Antonio rolled a clean sheet of paper under the platen and began to write. Julio Sal stood behind him and watched the letters dance across the white background.

“Good,” said Julio. “Is wonderful. Write whole lots, Antonio. I pay one penny for the word.”

The creative instinct in Antonio Repollo at once grew cold. He swung around and shook his hand under the fine nose of Julio Sal. “How do you know is good or bad? You cannot read the English good. How you know this?”

“She look good, Antonio. Look fine.”

“I read to you,” said Antonio. “I wish to give satisfaction all the time.” As though harking to a distant foghorn, Julio Sal looked out the window and listened as Antonio read:

 


Dear Miss Helen: The Immortal Bard has said, ‘What's in a name?' I concur. And though I know not how you are yclept for a sumame, it matters little. Oh, Miss Helen! Lugubrious is often the way of amour; profound its interpretations; powerful its judgments. Oh, bright Diana of the Dance! My love for you is like a muted trumpet sobbing among the brasses.

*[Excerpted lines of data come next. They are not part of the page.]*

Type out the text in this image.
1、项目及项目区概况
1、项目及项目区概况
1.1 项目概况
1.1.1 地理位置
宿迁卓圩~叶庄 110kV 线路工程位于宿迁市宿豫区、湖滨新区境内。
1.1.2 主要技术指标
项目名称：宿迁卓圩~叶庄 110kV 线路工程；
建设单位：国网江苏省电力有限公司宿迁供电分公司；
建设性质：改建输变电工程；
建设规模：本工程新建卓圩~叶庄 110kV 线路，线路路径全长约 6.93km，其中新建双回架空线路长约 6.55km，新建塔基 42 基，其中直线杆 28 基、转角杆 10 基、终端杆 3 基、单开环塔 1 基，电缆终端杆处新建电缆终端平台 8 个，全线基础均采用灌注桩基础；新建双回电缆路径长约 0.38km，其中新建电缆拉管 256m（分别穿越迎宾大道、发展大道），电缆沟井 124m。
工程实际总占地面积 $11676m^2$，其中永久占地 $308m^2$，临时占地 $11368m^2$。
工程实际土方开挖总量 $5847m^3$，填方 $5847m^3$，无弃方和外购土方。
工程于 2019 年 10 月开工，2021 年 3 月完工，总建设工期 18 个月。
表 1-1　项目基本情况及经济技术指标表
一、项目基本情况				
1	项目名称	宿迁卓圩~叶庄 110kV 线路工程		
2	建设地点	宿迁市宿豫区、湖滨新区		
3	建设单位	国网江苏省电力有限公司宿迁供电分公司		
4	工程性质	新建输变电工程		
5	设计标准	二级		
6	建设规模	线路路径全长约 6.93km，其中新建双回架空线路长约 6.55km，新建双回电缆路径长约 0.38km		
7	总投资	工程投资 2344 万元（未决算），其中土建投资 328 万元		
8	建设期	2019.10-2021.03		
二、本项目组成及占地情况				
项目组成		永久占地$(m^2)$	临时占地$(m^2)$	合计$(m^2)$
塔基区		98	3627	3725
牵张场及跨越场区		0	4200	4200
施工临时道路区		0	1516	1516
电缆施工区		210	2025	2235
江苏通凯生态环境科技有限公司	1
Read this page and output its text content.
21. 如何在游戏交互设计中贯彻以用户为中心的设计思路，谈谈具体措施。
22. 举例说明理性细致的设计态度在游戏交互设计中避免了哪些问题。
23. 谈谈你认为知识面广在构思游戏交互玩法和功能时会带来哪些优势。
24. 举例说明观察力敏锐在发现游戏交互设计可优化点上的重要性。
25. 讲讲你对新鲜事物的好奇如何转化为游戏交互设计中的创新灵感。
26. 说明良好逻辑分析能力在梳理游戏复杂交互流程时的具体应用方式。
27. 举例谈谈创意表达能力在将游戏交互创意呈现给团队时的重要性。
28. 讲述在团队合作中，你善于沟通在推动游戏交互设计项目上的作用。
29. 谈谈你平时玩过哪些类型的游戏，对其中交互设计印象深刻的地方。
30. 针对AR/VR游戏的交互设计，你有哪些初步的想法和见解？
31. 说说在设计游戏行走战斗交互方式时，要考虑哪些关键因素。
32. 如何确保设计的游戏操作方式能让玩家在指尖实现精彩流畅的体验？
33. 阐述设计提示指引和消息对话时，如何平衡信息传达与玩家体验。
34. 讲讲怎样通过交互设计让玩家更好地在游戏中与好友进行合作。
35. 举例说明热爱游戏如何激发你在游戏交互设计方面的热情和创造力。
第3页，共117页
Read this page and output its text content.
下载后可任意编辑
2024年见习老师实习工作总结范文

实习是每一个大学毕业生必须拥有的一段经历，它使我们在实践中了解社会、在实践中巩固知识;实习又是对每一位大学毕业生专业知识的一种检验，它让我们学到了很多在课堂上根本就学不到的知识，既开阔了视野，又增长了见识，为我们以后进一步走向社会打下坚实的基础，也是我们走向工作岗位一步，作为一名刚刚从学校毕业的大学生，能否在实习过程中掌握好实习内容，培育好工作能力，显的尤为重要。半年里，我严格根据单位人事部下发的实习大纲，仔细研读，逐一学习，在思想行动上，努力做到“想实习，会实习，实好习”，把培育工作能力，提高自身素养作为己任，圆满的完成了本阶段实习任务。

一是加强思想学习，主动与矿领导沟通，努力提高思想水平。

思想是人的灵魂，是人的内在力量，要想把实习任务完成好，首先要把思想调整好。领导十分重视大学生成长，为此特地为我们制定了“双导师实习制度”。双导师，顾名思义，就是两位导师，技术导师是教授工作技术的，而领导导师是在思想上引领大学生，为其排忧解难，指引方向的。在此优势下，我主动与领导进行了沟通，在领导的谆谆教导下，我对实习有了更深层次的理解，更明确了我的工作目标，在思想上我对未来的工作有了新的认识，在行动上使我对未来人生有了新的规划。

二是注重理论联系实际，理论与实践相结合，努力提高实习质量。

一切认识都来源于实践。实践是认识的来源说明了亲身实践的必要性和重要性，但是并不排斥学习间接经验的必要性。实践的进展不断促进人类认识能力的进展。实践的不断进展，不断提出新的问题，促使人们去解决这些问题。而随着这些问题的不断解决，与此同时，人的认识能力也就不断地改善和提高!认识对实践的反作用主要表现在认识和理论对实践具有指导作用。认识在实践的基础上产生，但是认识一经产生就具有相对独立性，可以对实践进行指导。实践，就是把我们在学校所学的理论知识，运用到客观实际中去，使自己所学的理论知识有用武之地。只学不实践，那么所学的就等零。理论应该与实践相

Destiny has brought us together, and the aroma of devotion rises from your Humble Servant—

 

Julio Sal shook his head. “Is no good, Antonio. Is terrible. Steenk.”

“Is wonderful!” shouted Repollo. “Better than my stuff for El Grafico!”

Julio Sal sighed at the moon. “Antonio, you write, I talk. You put 'em down what I say.”

A haughty shrug from Antonio. He lifted his palms. “As you wish, Julio. Same price for dictation. One cents a word.”